The Commission’s Deputy Executive Secretary, Rémi Parmentier announced that the Mission Ocean petition launched when the Commission’s report was release at the end of June had already received 105,000 signatures. The Commission hopes that this number would increase in the coming weeks before the opening of the UN General Assembly in three weeks, said Parmentier, who said he hoped that participants in the SIDS conference would sign and promote the petition.
The session continued with an interactive questions & answers session. Dr. Sylvia Earle, National Geographic Explorer-in-Residence said that she “wholeheartedly welcomes and endorses the work of the Global Ocean Commission”.

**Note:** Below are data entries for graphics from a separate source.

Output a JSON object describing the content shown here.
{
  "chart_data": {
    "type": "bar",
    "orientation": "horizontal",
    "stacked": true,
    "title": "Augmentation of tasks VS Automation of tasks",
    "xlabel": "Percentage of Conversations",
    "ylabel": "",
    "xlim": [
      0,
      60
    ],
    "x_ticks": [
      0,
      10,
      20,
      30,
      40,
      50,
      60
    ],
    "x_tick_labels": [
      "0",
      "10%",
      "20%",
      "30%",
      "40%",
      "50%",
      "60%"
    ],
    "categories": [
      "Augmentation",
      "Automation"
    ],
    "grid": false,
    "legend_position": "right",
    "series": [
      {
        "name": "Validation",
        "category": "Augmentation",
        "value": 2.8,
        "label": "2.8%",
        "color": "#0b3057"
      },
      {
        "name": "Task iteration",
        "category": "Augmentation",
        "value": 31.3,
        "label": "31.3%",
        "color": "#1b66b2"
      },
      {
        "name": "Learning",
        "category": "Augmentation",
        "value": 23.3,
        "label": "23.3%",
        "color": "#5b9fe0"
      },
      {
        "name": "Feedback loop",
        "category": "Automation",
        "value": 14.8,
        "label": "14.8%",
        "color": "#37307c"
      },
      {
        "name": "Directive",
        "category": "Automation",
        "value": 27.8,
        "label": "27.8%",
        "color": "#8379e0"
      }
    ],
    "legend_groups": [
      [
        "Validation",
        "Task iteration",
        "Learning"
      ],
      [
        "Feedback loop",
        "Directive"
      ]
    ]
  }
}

Two days later, on 3rd September the Global ocean Commission organized another event at the SIDS conference, jointly with the Pew Charitable Trusts, “SIDS and Biodiversity Beyond National Jurisdiction”, about the implications for SIDS of the proposed UNCLOS Implementing Agreement for the conservation and sustainable use of High Seas biodiversity. Among the speakers at the session, Ambassador Inga Rhonda King, Permanent Representative of St. Vincent and the Grenadines to the United Nations, Counsellor Tevita Suka Mangisi, Deputy Permanent Representative to the UN of the Kingdom of Tonga, and Duncan Currie of the High Seas Alliance, all emphasized the key role of the SIDS group of countries at the United Nations.